In election years, the October issue of the journal PS: Political Science and Politics features the predictions of political scientists based on their various models. The issue of the journal has just been published with 13 predictions. Unfortunately it is behind a paywall.

But Dan Balz of the Washington Post has looked at the predictions and the models on which they are based and summarizes the results.

Eight of them project that Obama will win the popular vote; five say the popular vote will go to Romney. But the degree of certainty in those forecasts differs. One projection favoring the president says there is an 88 percent certainty that he’ll win, while two others forecasting Obama says there is only a 57 percent certainty.

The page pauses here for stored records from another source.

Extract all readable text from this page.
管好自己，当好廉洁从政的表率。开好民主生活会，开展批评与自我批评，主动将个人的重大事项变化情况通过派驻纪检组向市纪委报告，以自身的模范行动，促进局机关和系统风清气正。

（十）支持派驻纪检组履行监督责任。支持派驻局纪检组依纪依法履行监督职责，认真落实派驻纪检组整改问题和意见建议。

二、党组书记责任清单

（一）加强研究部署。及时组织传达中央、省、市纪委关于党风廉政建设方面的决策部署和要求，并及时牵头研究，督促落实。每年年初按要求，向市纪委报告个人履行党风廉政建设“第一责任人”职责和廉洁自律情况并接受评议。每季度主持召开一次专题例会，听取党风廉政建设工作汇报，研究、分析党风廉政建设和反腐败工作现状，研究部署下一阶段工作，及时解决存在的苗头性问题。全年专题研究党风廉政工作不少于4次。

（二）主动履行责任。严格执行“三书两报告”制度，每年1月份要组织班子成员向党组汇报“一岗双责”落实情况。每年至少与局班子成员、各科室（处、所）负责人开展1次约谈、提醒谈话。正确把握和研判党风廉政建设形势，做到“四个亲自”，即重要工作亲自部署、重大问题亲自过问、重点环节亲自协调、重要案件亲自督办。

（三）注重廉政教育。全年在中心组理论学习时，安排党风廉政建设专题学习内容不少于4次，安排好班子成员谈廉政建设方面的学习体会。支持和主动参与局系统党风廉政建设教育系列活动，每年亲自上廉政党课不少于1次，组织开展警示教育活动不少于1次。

James E. Campbell, the department chairman at the University at Buffalo in New York, who wrote the introduction to the package, rates them this way: Five predict that Obama will win a plurality of the two-party vote, although three are on “the cusp of a toss-up.” Five predict that Romney will win the plurality of the two-party vote. Three are in what he calls the toss-up range.

So clearly there is no consensus on the predictions of political scientists. This is probably not good news for Romney. Given his lackluster qualities as a candidate, he needs a strong boost from the so-called ‘fundamentals’ based on the economy and other more objective factors to overcome the fact that people just don’t seem to like him.

Comments

  1. eigenperson says

    I don’t know if it’s good or bad news for Romney, but it sure seems like bad news for political scientists, who have basically demonstrated their inability to predict an election that isn’t a complete rout.

  2. slc1 says

    Nate Sliver, who, unlike most political scientists understands statistics, gives the P)resident a >75% probability of winning.